The year of Linux on the desktop is finally here! Windows 10 is getting a Linux kernel, and all new Chromebooks will run Linux applications. Most desktops purchased in the future will include a Linux kernel and run Linux software.
Windows Is Getting a Built-in Linux Kernel
Traditional Linux distributions may not be taking over the world, but Linux is becoming even more pervasive than ever.
Windows 10 will soon include a built-in Linux kernel updated through Windows Update. Windows itself will still be based on the Windows kernel, of course. The Linux kernel will power the Windows Subsystem for Linux 2 (WSL 2) and let you run even more Linux applications on Windows 10.
WSL version 1 was powerful, but it relied on emulation to run Linux software. That prevented more complex Linux applications—like Docker—from running on Windows.

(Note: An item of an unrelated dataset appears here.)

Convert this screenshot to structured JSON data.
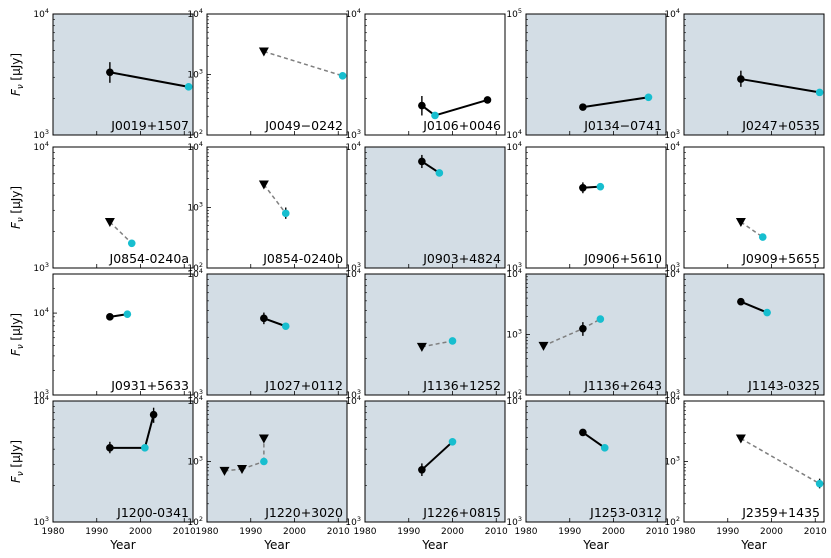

WSL 2 will be more powerful and will run Linux software using an actual Linux kernel.
There are ways to run graphical Linux applications on Windows 10, too. Microsoft doesn’t enable it out of the box, but all you have to do is install a third-party X server. More graphical applications should work better under WSL 2.
For command-line software, Microsoft is adding a beautiful new Windows Terminal app with tabs.
All Future Chromebooks Will Run Linux Apps
Chrome OS has always used a Linux kernel. In fact, Chrome OS was based on Gentoo Linux. But you had to jump through hoops to run Linux applications using solutions like Crouton. Google’s been fixing that by adding Linux application support to some Chromebooks.